N-glycosylation–dependent hK_2P17.1 surface expression in HeLa cells. WT hK_2P17.1 or glutamine mutants lacking either one or both N-glycosylation motives were expressed in HeLa cells. Cell membranes stained with Alexa 594-labeled wheat germ agglutinin are depicted in red. Immunostaining of hK_2P17.1-variants is shown in green. Overlays demonstrate co-localization of di- and monoglycosylated hK_2P17.1 subunits with the cell membrane. Nonglycosylated double-mutant channels cannot be detected at the cell membrane. Scale bar: 5 µm.

FIGURE 7:

Effects of external glucose concentration on surface expression of hK_2P17.1 in HEK-293T cells. (A) Representative immunoblots of hK_2P17.1-WT channels expressed in HEK-293T cells cultured under different glucose concentrations. Input fractions (left) are provided, as well as surface fractions (right) obtained via surface biotinylation and streptavidin precipitation. Transfection state, absence or presence of biotin, and external glucose concentration are displayed. (B) Mean hK_2P17.1 protein signals in the input fractions of n = 3 independent experiments, quantified via densitometry. (C) Mean optical densities of hK_2P17.1 protein signals in the respective surface fractions. (D) Ratio of hK_2P17.1 protein signals of surface/input fractions.
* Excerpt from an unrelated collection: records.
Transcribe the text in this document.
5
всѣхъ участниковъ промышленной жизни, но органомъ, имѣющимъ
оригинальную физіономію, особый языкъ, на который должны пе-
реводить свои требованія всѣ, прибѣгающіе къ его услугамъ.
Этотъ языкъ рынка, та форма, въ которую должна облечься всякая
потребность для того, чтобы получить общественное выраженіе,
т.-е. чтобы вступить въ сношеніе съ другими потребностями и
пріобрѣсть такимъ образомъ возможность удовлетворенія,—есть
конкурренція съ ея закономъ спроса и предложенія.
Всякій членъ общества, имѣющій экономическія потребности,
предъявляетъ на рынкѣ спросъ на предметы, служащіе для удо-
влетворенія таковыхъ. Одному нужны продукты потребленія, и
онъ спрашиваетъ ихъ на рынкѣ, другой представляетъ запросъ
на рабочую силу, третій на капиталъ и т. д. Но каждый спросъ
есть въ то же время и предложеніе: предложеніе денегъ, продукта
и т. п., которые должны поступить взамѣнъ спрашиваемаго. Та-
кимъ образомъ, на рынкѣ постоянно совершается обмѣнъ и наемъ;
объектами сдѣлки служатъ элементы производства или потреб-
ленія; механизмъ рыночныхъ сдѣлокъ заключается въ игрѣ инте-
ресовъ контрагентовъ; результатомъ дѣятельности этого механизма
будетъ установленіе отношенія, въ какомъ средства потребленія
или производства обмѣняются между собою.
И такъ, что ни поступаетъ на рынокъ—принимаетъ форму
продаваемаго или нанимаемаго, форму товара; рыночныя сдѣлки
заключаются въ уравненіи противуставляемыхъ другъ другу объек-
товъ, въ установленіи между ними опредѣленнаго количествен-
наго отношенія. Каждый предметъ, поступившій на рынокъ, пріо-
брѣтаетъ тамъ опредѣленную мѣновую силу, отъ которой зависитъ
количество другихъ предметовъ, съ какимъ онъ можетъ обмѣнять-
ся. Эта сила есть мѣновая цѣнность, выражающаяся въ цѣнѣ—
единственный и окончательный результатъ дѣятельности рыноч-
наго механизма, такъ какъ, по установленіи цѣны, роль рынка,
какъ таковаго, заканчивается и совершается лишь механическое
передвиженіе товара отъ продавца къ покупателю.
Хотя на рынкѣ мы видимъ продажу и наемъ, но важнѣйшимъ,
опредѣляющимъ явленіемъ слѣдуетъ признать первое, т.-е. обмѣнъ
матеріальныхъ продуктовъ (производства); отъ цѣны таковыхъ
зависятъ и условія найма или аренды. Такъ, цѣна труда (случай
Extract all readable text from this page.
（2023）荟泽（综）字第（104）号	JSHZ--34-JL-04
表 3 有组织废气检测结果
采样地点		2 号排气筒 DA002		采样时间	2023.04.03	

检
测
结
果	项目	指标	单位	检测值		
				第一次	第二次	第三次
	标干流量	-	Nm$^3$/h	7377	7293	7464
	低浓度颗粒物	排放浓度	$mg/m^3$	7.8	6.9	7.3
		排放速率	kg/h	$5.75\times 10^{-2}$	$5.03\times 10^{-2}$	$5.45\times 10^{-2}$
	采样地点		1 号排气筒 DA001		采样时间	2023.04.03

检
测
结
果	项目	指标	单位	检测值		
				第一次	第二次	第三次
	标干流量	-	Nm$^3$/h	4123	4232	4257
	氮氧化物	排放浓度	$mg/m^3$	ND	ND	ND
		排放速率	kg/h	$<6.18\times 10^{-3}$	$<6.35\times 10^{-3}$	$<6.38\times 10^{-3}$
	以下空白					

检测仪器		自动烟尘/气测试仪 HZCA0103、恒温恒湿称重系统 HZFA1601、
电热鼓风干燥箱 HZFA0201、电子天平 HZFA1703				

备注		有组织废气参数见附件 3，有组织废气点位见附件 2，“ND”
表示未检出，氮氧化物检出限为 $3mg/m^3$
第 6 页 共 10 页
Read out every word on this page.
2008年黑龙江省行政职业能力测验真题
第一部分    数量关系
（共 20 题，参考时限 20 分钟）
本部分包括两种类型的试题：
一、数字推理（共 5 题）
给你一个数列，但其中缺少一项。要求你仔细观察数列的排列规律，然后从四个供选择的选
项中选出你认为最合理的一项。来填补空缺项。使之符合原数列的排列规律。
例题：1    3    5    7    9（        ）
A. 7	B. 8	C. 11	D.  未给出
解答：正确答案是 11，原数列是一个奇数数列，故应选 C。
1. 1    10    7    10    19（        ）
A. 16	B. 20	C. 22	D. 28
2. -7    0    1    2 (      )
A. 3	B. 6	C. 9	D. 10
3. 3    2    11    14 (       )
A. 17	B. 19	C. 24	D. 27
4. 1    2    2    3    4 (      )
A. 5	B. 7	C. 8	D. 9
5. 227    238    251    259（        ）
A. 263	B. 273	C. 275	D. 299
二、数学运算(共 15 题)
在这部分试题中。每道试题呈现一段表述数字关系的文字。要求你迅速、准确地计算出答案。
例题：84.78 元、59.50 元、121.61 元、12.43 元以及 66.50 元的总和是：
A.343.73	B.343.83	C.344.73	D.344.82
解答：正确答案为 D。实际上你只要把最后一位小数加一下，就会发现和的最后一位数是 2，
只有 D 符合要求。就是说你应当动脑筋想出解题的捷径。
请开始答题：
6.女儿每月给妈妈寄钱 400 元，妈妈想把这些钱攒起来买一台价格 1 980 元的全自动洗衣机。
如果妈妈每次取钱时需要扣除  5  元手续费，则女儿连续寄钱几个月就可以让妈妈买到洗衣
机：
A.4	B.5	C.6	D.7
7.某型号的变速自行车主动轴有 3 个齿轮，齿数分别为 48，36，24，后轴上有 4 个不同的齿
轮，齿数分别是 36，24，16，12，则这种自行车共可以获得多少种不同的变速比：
Data are presented as mean ± SEM. p values of two-tailed Student’s t tests vs. glucose 4.5 g/l are given as inserts.

FIGURE 8:

In HEK-293 cells, hK_2P17.1 is not modified by O-glycosylation. Wild-type K_2P17.1 channels and glutamine mutants lacking N-glycosylation were heterologously expressed in HEK-293T cells. Immunoblots of hK_2P17.1 after coincubation with the O-glycosylation inhibitor benzyl 2-acetamido-2-deoxy-α-d-galactopyranoside or after treatment of protein lysates with O-glycosidase and neuraminidase are shown. After treatment with O-glycosidase and neuraminidase, a mobility shift can only be observed in N-glycosylated subunits (gray arrow), arguing against O-glycosylation of hK_2P17.1 channels.